Holanek is President and CEO of the Financial Risk Group, a Cary-based organization that provides unique risk solutions, project modeling and architecture, IT outsourcing, and implementation and training for SAS Risk software, among many other services. “We’re kind of the glue that binds the IT and business departments together. Our consultants are not only strong technologists, they are domain experts in the areas of finance and risk management.” Holanek says.
His love of learning and information began at an early age. “In high school, my focus was in mathematics,” Holanek says. “I challenged myself by taking the most advanced math courses the high school had to offer.” Holanek also enjoyed exploring mathematics and could calculate the approximate square root of any number faster than the students or teachers could write the number down. His trick, he says, involved memorizing many of the squares so he could quickly identify in his mind the two squares on either side of the number he was given, and approximate the answer.
His math teacher picked up on his talent, and encouraged him to expand his plans for college into the nascent field of computer science. “He said, ‘You’re either going to teach mathematics or program with it, but at NC State, you can actually get a degree in computer science,’” Holanek says.
Holanek enrolled at NC State in 1978, double-majoring in computer science and mathematics. “At the time, the computer science program (then a part of the College of Physical and Mathematical Sciences), was very small,” Holanek says.
Creating even a simple program in those days was a painstaking process. “I remember we used keypunch machines located in the basement of Nelson,” Holanek says. “You really had to review the logic of your program to make it as error-free as possible. You had to wait in line to punch out your deck of cards; you’d hand it to someone at a window, and they’d give you a card with a number, and you’d have to come back three or four hours later.”
Holanek used the downtime to study at DH Hill Library, and, looking back, finds that the process helped him develop his programming skills. “We didn’t have the instant turnaround time you have today, but it made you a better programmer, because you had to make sure your logic was correct and virtually error free,” Holanek says.
His graduation was delayed as a result of joining the co-op program, where he first worked in the field of operating system design.

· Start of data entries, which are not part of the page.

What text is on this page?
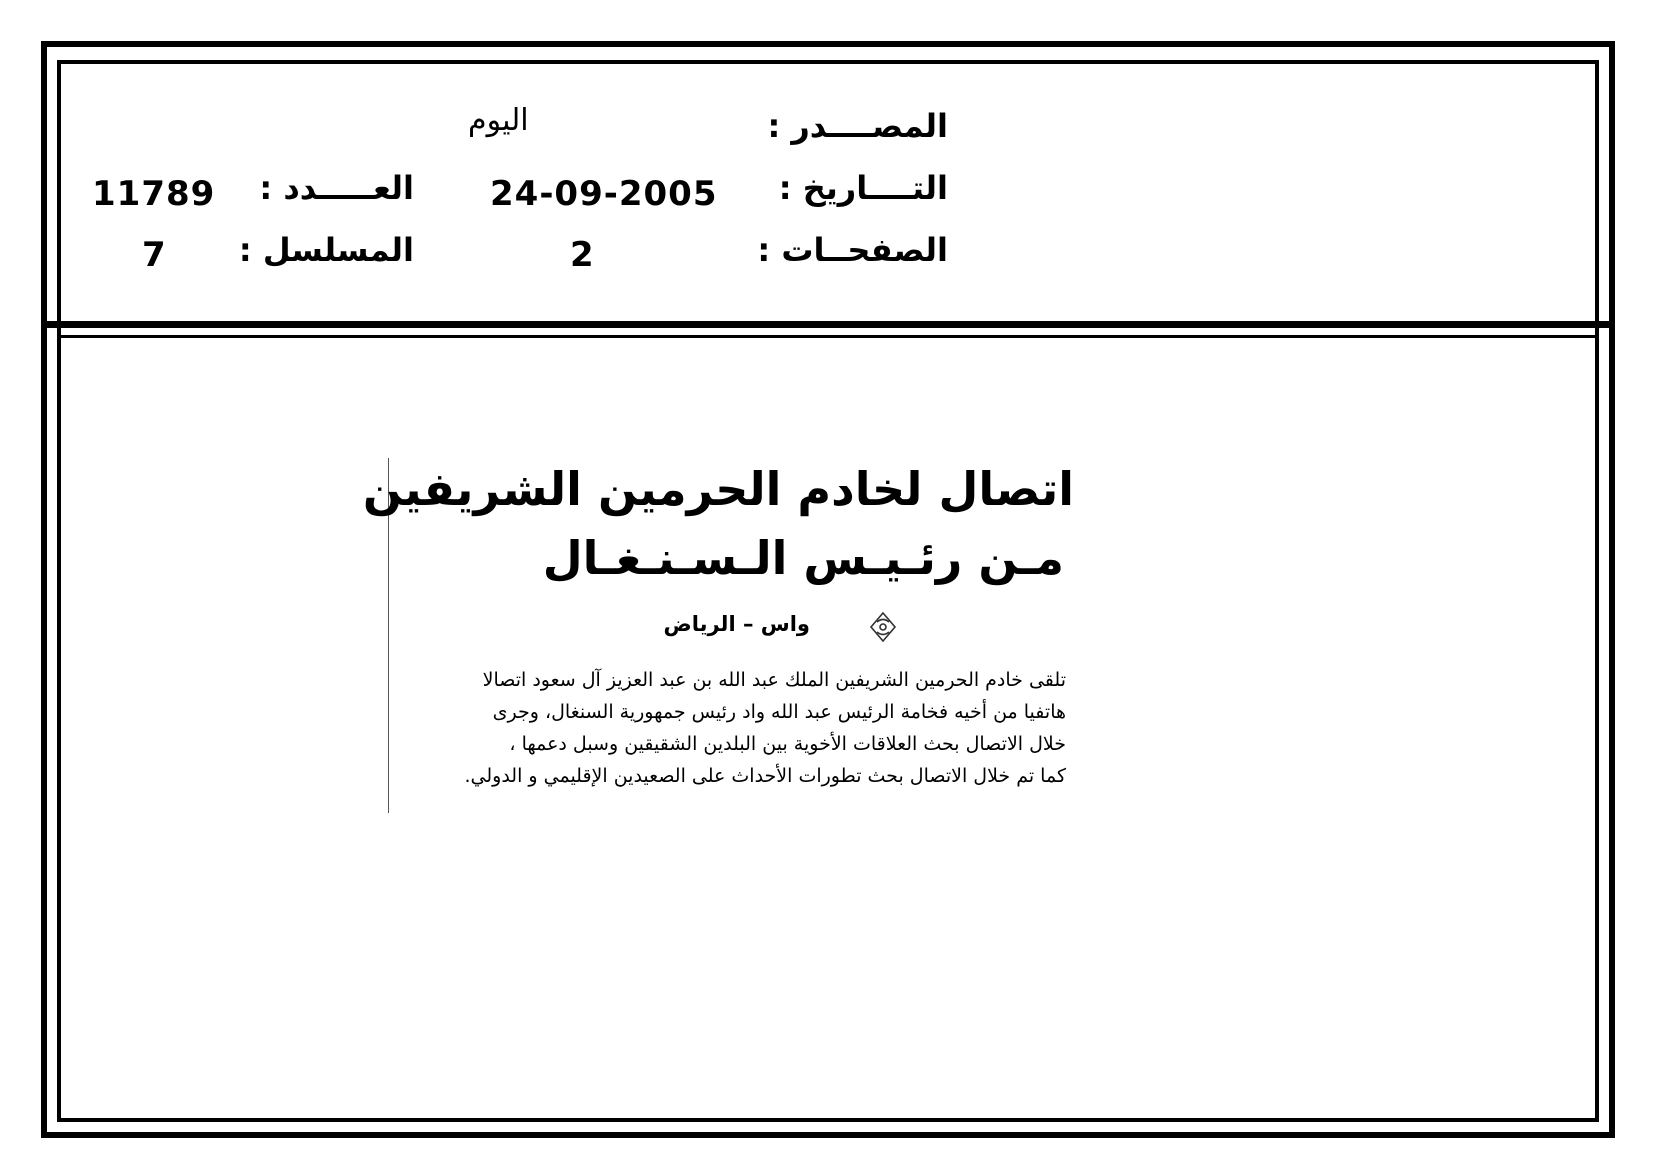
المصــــدر :
اليوم
التــــاريخ :
24-09-2005
العـــــدد :
11789
الصفحــات :
2
المسلسل :
7
اتصال لخادم الحرمين الشريفين
مـن رئـيـس الـسـنـغـال
واس – الرياض
تلقى خادم الحرمين الشريفين الملك عبد الله بن عبد العزيز آل سعود اتصالا
هاتفيا من أخيه فخامة الرئيس عبد الله واد رئيس جمهورية السنغال، وجرى
خلال الاتصال بحث العلاقات الأخوية بين البلدين الشقيقين وسبل دعمها ،
كما تم خلال الاتصال بحث تطورات الأحداث على الصعيدين الإقليمي و الدولي.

Deeply immersed in his work, he had trouble balancing it with his graduation requirements. “I was working on some new innovative technology, and was finding it hard to go back to finish those final few classes I needed to graduate. My girlfriend at the time, Susan, who is now my wife, convinced me to go back and complete my degree requirements,” he says.
Holanek eventually received his B.S. in Computer Science in 1985, and later received a M.S. in Management (now officially known as an MBA at NC State) in 1995. During this time, he joined SAS Institute, where he worked in research and development for 15 years and professional services for an additional year. At SAS, he helped develop the Risk Dimensions software, and became fascinated with the field of Risk Management. Seven years ago, he spun off into his own company, now called the Financial Risk Group. Today, the Financial Risk Group is owned and managed by Holanek and two partners; Mike Forno, an NC State alumnus, and John Bell, who joined the company in 2006 to help manage its growth.

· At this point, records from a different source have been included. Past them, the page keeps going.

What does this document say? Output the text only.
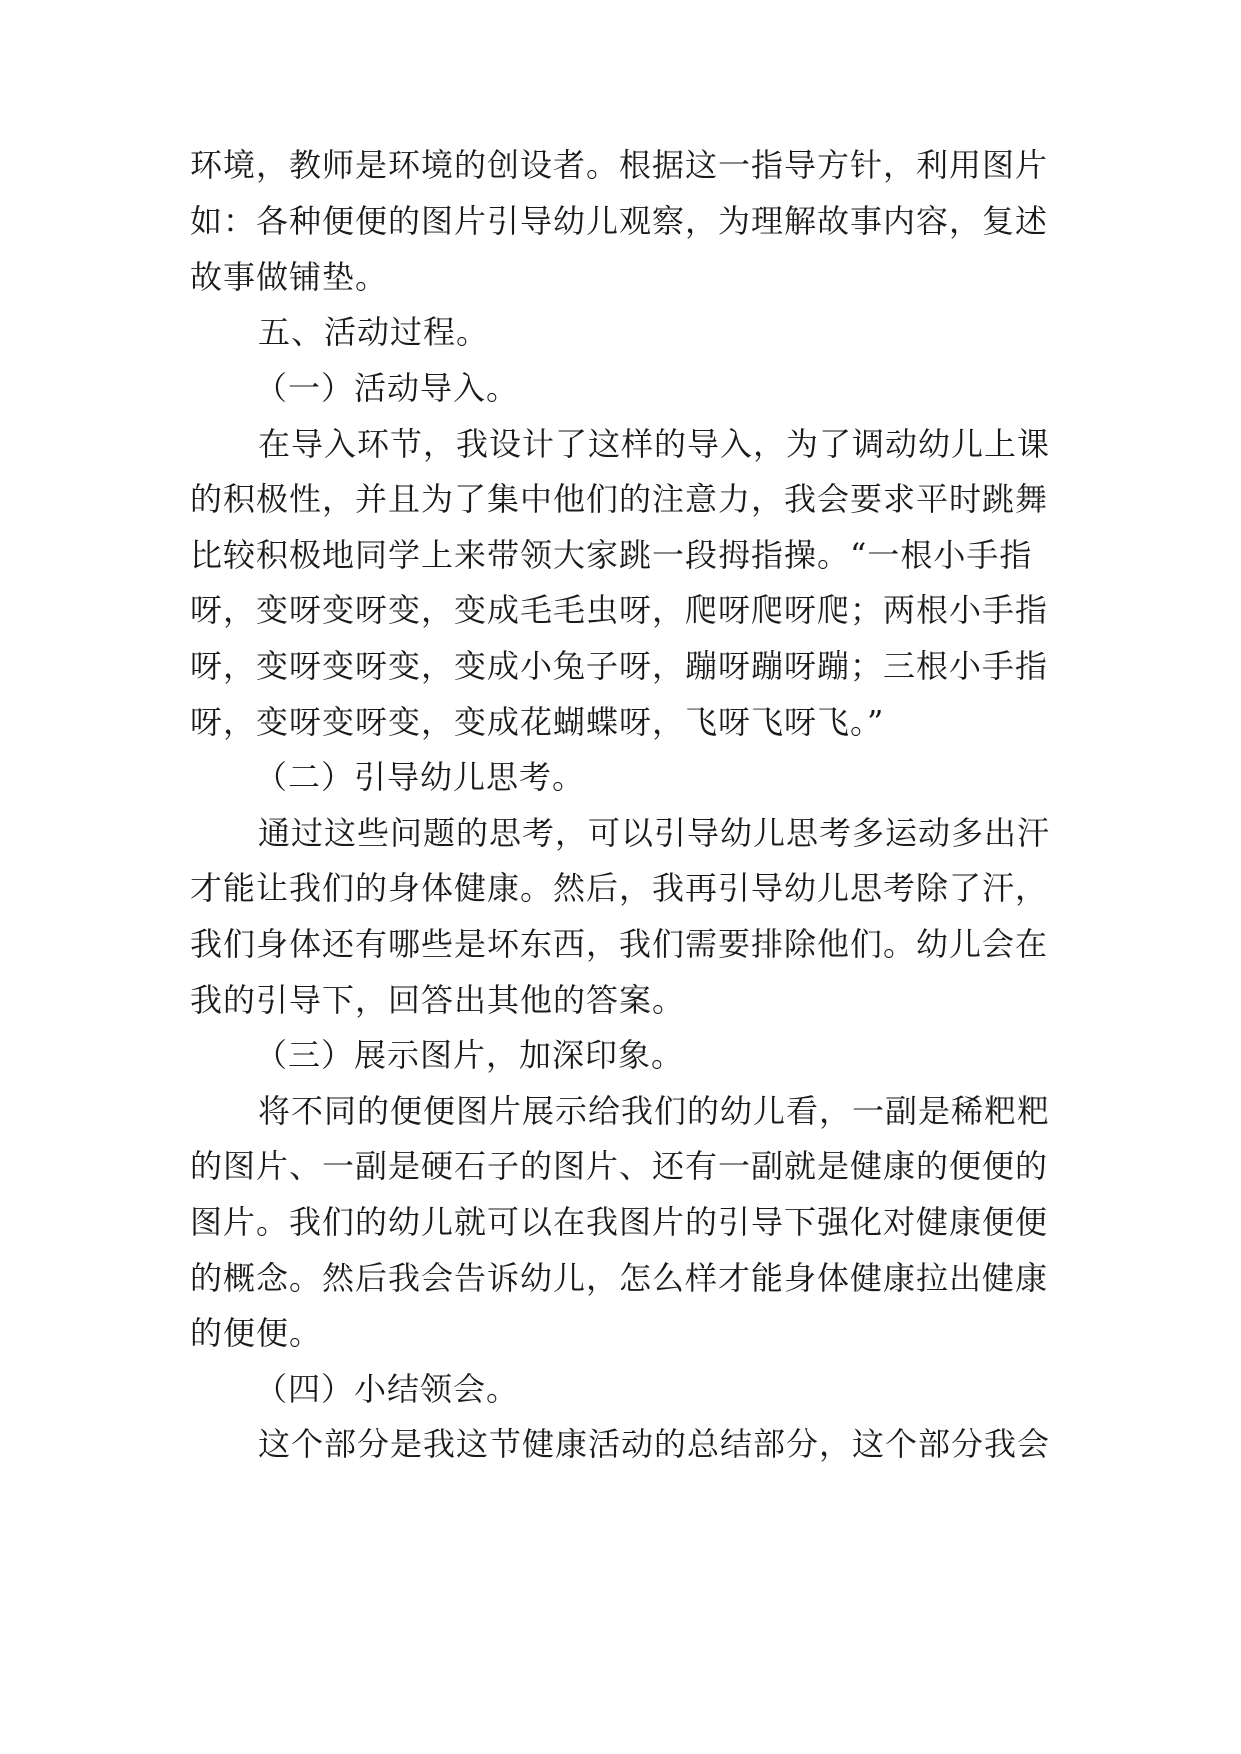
环境，教师是环境的创设者。根据这一指导方针，利用图片
如：各种便便的图片引导幼儿观察，为理解故事内容，复述
故事做铺垫。
五、活动过程。
（一）活动导入。
在导入环节，我设计了这样的导入，为了调动幼儿上课
的积极性，并且为了集中他们的注意力，我会要求平时跳舞
比较积极地同学上来带领大家跳一段拇指操。“一根小手指
呀，变呀变呀变，变成毛毛虫呀，爬呀爬呀爬；两根小手指
呀，变呀变呀变，变成小兔子呀，蹦呀蹦呀蹦；三根小手指
呀，变呀变呀变，变成花蝴蝶呀，飞呀飞呀飞。”
（二）引导幼儿思考。
通过这些问题的思考，可以引导幼儿思考多运动多出汗
才能让我们的身体健康。然后，我再引导幼儿思考除了汗，
我们身体还有哪些是坏东西，我们需要排除他们。幼儿会在
我的引导下，回答出其他的答案。
（三）展示图片，加深印象。
将不同的便便图片展示给我们的幼儿看，一副是稀粑粑
的图片、一副是硬石子的图片、还有一副就是健康的便便的
图片。我们的幼儿就可以在我图片的引导下强化对健康便便
的概念。然后我会告诉幼儿，怎么样才能身体健康拉出健康
的便便。
（四）小结领会。
这个部分是我这节健康活动的总结部分，这个部分我会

To date, the company has taken on projects in Sydney, Toronto, Calgary, Stockholm, Lisbon, London and other international markets. “We engage with clients around the world - a few of our newest projects are with banks in Hong Kong and Singapore,” Holanek says.
The Financial Risk Group has offered Holanek a chance to work on a wide variety of solutions for various industries. “One of the appealing aspects about this job is that we are able to put working models and solutions together for different organizations – banks, hedge funds, insurance companies, energy traders, commodity firms – organizations that have interesting problems to solve, including managing market risk, credit risk, operational risk, regulatory compliance and more,” Holanek says.
And he’s remained close with NC State, which he credits for giving him the skills he needed to start his business. “The courses that I took and the programs I was in all apply to the problems I face in my job today,” Holanek says. “Thomas Honeycutt’s management class, Carla Savage’s class on algorithms – have had a direct influence on the way we implement our projects.”
Holanek often looks to NC State for potential employees at the Financial Risk Group. “There’s a confidence you have when you hire people from NC State, because you know the academic instruction is top notch, and that first-rate students make successful employees,” Holanek says. He’s always looking for students with skills in both risk management and IT – students who, like him, can see the numbers.